A fool and his money are soon parted. In the investment industry, observation of advisors wasting client wealth occurs far too frequently. What is uncommon in the investment business is to watch advisors waste not only the investor's wealth, but the advisor's own ability to bill the fund company on assets under management ("AUM") - the advisor so culturally engrained with disservicing investors that they disservice themselves in the process.

SunAmerica's Closed-End Funds Focused Alpha Large-Cap (NYSE:FGI) and Focused Alpha Growth (NYSE:FGF) may provide the rare example.

In Closed-End Funds, once shares are issued in an IPO, the advisor has minimal financial interest to add value for the funds' shareholders. Shareholders cannot simply redeem their shares for Net Asset Value ("NAV"); in aggregate they are captive. If nobody wants to buy a certain closed-end fund at NAV, it will trade at a discount. The advisor collects fees from the Closed-End Fund regardless whether the advisor appears to have added value, and whether the shares have traded at a perpetual discount.

FGI and FGF traded to a discounted valuation shortly after their IPOs, and have stayed there. Shareholder proposals to terminate each funds' Advisory Agreement appear on every shareholder's voting proxy this year. The proposal could have the effect for every shareholder to achieve liquidity at or near NAV, although that point may not be apparent to all readers of the proxy.

Regardless what is best for shareholders, the advisor's financial streams from the fund's underlying assets would stop if shareholders collectively exited. Would it surprise anyone to learn the board has recommend voting against the proposals, and that broker non-votes will be treated as votes against?

On March 29, DealFlow Media's Closed-End Fund Alert (to which I contribute) covered the shareholder base, and the extent of foresight with which SunAmerica was (or wasn't) managing their AUM sacrifices. Two days later, FGI and FGF announced their chairman was retiring, and that existing legal counsel had been nominated to replace him.

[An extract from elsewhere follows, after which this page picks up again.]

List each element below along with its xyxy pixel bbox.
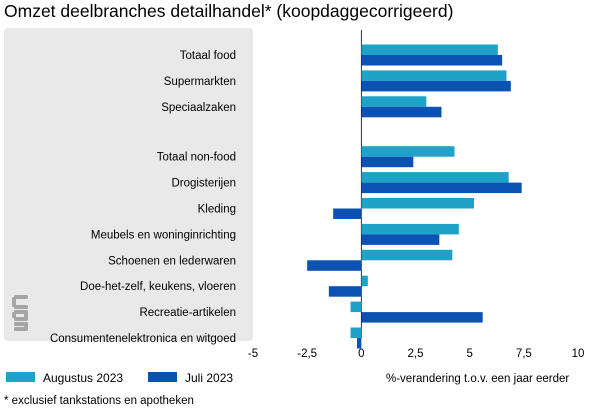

I own FGI and FGF shares only because I believe the shareholder base will escape captivity. The voting power and savvy of filers including as Bulldog Investors (18.55% of FGI and 18.52% of FGF), and Karpus Management (whose schedule 13-G's accounts for another 13.21% and 8.52% of ownership respectively) lead me to believe that the proposals will pass or that their favor will cause the meetings to be canceled for more amicable proxies. I do not think it matters how foolish SunAmerica's boards assume their shareholders to be. Not here. I do not think it matters how little SunAmerica cares how it defines itself as a money manager. Not here. There are lots of smart shareholders.

Throughout the post-IPO years, while market discounts were allowed to persist (and reflected in lesser values of shareholders' positions) was a culture born? Was the habit of not creating value for shareholders even more culturally learned by the boards than prioritizing the advisor's AUM interests?

The answers may only matter to onlookers seeking to look at FGI and FGF as a case study of poor planning. In my estimation, the inmates are escaping the captive walls of FGI and FGF. Still, the boards are reluctant to grasp the reality of the situation. With every passing day the shares are increasingly in the hands of institutional investors. The only thing current boards might do is delay the inevitable, further adding to the coffers of their lawyers tasked with the same priorities that existed long ago. I see the boards' choice to oppose the proposals without offering an open-ended alternative as only their latest foolish choice.

Disclosure: I am long FGI, FGF, including numerous accounts licensed to Covestor (Core, Well Intentioned Activism Profile Closed-End Funds, Long/Short Opportunistic).